Real-VulLLM: An LLM Based Assessment Framework in the Wild
Rijha Safdar, Danyail Mateen, Syed Taha Ali, Wajahat Hussain
TL;DR
This work addresses the challenge of evaluating LLMs for vulnerability detection and reasoning in real-world, unknown-context scenarios. It proposes Real-VulLLM, a framework combining a NVD-derived CVE vector store with retrieval-augmented prompts across four strategies to assess multiple LLMs. A hybrid evaluator jointly measures prediction accuracy, reasoning quality, and partial correctness, enabling richer judgment than binary metrics. Experiments across five major LLMs show that knowledge augmentation improves performance, with decomposition and plan-and-solve prompts offering the strongest gains, though generalization to unseen CVEs remains limited. The framework offers a practical path toward safer, more reliable deployment of LLMs in software security workflows by emphasizing real-world context, structured reasoning, and automated, multi-faceted evaluation.
Abstract
Artificial Intelligence (AI) and more specifically Large Language Models (LLMs) have demonstrated exceptional progress in multiple areas including software engineering, however, their capability for vulnerability detection in the wild scenario and its corresponding reasoning remains underexplored.

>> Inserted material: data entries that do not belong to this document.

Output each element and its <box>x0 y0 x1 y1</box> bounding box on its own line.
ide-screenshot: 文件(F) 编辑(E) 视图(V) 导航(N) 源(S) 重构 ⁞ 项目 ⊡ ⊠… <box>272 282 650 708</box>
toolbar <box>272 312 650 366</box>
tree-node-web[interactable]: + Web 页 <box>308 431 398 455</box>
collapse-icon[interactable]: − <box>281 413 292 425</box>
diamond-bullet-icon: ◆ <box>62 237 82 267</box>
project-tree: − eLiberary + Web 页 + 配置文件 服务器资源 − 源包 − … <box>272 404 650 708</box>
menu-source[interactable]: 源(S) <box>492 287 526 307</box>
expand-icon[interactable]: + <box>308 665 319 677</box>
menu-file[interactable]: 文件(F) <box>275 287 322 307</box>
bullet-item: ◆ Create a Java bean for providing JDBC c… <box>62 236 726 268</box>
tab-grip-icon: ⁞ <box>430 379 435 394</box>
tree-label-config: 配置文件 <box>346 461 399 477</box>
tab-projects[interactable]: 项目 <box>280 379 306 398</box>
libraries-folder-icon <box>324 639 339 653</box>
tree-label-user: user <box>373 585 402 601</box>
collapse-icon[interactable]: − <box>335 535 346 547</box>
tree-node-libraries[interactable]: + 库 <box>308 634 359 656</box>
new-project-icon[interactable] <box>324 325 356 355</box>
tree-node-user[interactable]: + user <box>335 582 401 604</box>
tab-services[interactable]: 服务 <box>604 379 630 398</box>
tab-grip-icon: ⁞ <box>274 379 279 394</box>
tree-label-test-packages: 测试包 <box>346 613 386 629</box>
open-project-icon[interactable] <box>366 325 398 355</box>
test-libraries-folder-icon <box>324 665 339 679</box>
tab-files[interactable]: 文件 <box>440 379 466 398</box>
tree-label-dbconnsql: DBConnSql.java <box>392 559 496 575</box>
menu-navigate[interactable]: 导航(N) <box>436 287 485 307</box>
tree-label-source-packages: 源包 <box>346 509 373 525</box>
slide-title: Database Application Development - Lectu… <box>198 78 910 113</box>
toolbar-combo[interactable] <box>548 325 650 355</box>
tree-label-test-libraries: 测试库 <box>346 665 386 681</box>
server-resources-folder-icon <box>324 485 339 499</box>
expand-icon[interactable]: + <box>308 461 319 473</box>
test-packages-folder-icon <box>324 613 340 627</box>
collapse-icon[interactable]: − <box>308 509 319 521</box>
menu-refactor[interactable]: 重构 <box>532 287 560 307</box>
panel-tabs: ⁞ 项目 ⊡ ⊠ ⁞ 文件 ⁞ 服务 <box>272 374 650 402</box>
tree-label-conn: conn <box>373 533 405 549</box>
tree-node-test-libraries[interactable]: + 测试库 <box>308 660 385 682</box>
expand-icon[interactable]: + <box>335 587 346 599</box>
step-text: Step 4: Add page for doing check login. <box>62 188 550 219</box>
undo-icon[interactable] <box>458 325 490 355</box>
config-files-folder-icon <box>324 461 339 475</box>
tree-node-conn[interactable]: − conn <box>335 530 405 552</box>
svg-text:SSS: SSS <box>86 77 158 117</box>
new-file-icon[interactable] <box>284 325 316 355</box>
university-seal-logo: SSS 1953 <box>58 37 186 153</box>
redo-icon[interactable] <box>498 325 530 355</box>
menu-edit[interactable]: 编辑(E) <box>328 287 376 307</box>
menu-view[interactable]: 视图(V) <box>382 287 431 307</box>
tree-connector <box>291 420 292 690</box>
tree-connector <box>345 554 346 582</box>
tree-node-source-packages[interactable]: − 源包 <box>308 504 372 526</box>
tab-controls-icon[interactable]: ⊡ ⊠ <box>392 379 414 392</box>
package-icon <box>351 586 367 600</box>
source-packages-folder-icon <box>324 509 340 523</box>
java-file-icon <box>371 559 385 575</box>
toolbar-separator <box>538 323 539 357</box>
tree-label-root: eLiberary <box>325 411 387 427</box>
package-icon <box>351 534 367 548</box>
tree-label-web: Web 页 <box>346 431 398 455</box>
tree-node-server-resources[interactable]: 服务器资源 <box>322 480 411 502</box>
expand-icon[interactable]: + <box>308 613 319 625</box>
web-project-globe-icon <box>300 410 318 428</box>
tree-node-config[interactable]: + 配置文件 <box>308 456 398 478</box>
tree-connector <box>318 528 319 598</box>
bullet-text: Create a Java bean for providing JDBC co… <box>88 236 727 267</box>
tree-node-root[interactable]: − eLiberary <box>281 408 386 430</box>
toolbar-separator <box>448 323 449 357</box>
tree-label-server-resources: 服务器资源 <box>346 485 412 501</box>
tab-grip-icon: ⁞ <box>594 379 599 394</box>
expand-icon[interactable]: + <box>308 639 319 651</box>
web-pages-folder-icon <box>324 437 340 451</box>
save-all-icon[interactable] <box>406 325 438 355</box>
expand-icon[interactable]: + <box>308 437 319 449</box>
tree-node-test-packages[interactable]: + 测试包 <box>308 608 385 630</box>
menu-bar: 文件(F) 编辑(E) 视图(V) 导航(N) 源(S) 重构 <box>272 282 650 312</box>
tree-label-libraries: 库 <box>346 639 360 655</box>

Prompting pre-trained LLMs in an effective way offers a computationally effective and scalable solution. Our contributions are (i)varied prompt designs for vulnerability detection and its corresponding reasoning in the wild. (ii)a real-world vector data store constructed from the National Vulnerability Database, that will provide real time context to vulnerability detection framework, and (iii)a scoring measure for combined measurement of accuracy and reasoning quality. Our contribution aims to examine whether LLMs are ready for wild deployment, thus enabling the reliable use of LLMs stronger for the development of secure software's.